Melting (Un)Monuments
Swiss-born artist Urs Fischer has created a sculpture of a life-sized nude woman made out of wax, which is lit at the top and will slowly melt over the course of the exhibition. His piece, like other sculptures in "Unmonumental," the curators suggest, reflect current-day uncertainty about how long anything can last, in the face of global warming, terrorism and other 21st century threats.
Monolithic Myth, aka Chairs
Many of the sculptures in the exhibition are assemblages of everyday objects, such as Andre Marc Robinson's "Myth Monolith." In the show's catalogue, co-curator Massimiliano Gioni writes that many of these sculptures offer a deliberately "modest" art, as if they could be put together "even in the most dismal apartment" -- products "of a dysfunctional century," but at the same time beautiful.
A Bunch Of Buoys
Abraham Cruzvillegas, an artist who lives in Mexico City, created this giant bunch of grapes out of Buoys.
An Elephant of Vertical Blinds And Bubble Wrap
Isa Genzken, an artist who lives in Berlin, created this sculpture, entitled "Elefant," from wood, plastic tubes, plastic foils, vertical blinds, plastic toys, artific ial flowers, fabric, bubble wrap, lacquer and spray paint.
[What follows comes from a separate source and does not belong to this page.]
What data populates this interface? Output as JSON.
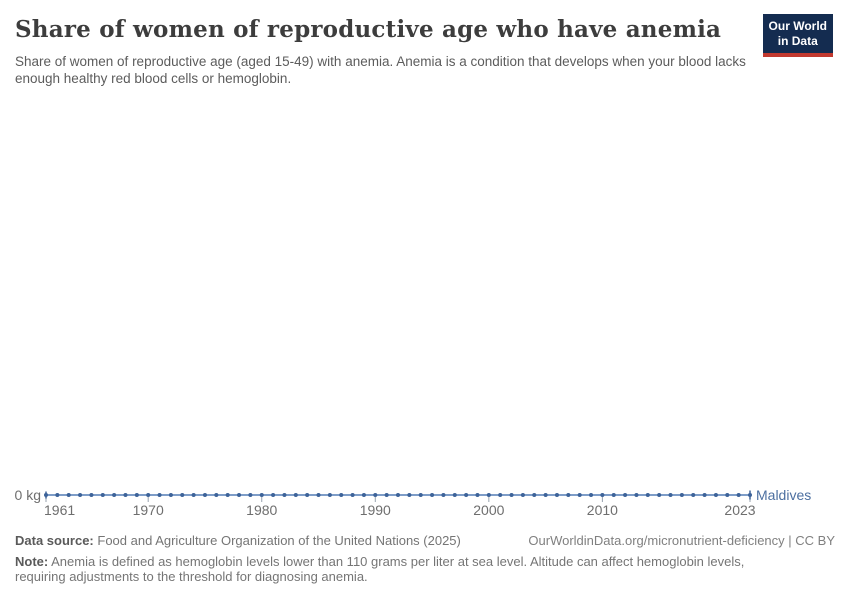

Found And Refashioned Objects
At left, "The Wreck" by Elliot Hundley, made mostly out of paper. At right, top to bottom: "Not Sorry" by Nate Lowman; an untitled work by Manfred Pernice made up of ceramics, bottles, plastic flowers, buckets, wood and metal table, carpet; an art piece by Sarah Lucas with an obscene title, made up of a sofa bed with fluorescent lights, a wood box and light bulbs.
Other "First Look"ers
Among those who attended the "First Look" on Nov. 28 included, clockwise from left: Thandie Newton (best known as the female lead in "Mission Impossible II"), New York Rangers' Sean Avery; actress Ali Larter (a star of the TV series "Heroes"; artist Chuck Close (best known for his huge painted portraits that look like photographs); model and British rock musician Jamie Burke (best known for whom he's dated).
Art Owls
Three days after the "First Look" for invited guests, the museum had its official opening for the public, Dec. 1, 2007. Sponsored by Target, the first 30 hours were free, though demand was great enough that museum-goers had to reserve time-slots in advance (and then wait on line anyway). Even Sunday morning at 3:30 a.m. was completely booked.
Viewing The Bowery
A view from the top floor of the New Museum onto the neighborhood. For many years, The Bowery was famous as a dead-end street for dead-beats and drunks. But it was a cultural and entertainment center of New York and the nation in the nineteenth century, and it seems destined to return to this status (plus condos) in the twenty-first century.